Il embarrasse tout le monde, ne se contraint pour personne, ne plaint personne, ne connaît de maux que les siens, que sa réplétion et sa bile, ne pleure point la mort des autres, n'appréhende que la sienne, qu'il rachèterait volontiers de l'extinction du genre humain.

Tournures négatives et restrictives + répétition et alternance : tout pour lui/rien pour les autres

L’égoïsme conduit à la tyrannie et au mépris de l’autre (inhumanité du pers.)
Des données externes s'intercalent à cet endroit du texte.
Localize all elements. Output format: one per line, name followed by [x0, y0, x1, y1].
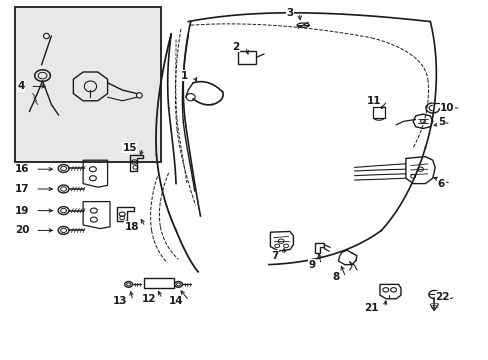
Text: 12: 12 [142, 294, 156, 304]
Text: 16: 16 [15, 164, 29, 174]
Text: 19: 19 [15, 206, 29, 216]
Text: 14: 14 [168, 296, 183, 306]
FancyBboxPatch shape [144, 278, 173, 288]
Text: 7: 7 [271, 251, 278, 261]
Text: 10: 10 [439, 103, 454, 113]
Text: 1: 1 [181, 71, 188, 81]
Text: 18: 18 [124, 222, 139, 232]
Text: 17: 17 [15, 184, 29, 194]
Text: 2: 2 [232, 42, 239, 52]
Text: 15: 15 [122, 143, 137, 153]
Text: 13: 13 [112, 296, 127, 306]
Text: 5: 5 [437, 117, 444, 127]
Text: 11: 11 [366, 96, 381, 106]
Text: 3: 3 [285, 8, 293, 18]
FancyBboxPatch shape [238, 51, 255, 64]
Text: 8: 8 [332, 272, 339, 282]
Text: 9: 9 [307, 260, 315, 270]
Text: 20: 20 [15, 225, 29, 235]
Text: 4: 4 [17, 81, 24, 91]
Text: 6: 6 [437, 179, 444, 189]
Text: 22: 22 [434, 292, 449, 302]
Bar [15, 7, 161, 162]
Text: 21: 21 [364, 303, 378, 313]
FancyBboxPatch shape [372, 107, 384, 118]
rachèterait volontiers de l'extinction du genre humain

Phrase conclusive

Etape ultime de la progression dans l’excès

Sa vie > la vie de l’humanité : forme extrême d’un égoïsme poussé à son terme

B. La critique des « grands ».

On peut voir une critique plus ciblée de cet égoïsme si on considère que Gnathon est un noble hautain et tyrannique :

il ne s'attache à aucun des mets, qu'il  n'ait achevé d'essayer de tous ;il voudrait pouvoir les savourer tous tout à la fois

pluriels

Une table des meilleures : nous sommes chez un noble

au sermon

au théâtre

un carrosse

un voyage

les hôtelleries

ses valets

équipages

Vocabulaire qui décrit un train de vie accessible à peu de gens

Gnathon est bien un « grand »

les conviés, s'ils veulent manger, mangent ses restes

Peut connoter les injustices liées aux privilèges de la noblesse

Ces restes ne seraient-ils pas symboliquement ce qui reste pour vivre à ceux qui ne peuvent se payer le luxe d’être égoïstes parce qu’ils ne sont pas si bien nés ?

Ce portrait montre la force argumentative du genre : à la fois divertissant, caricatural et sévère, il permet de dénoncer les abus de son temps.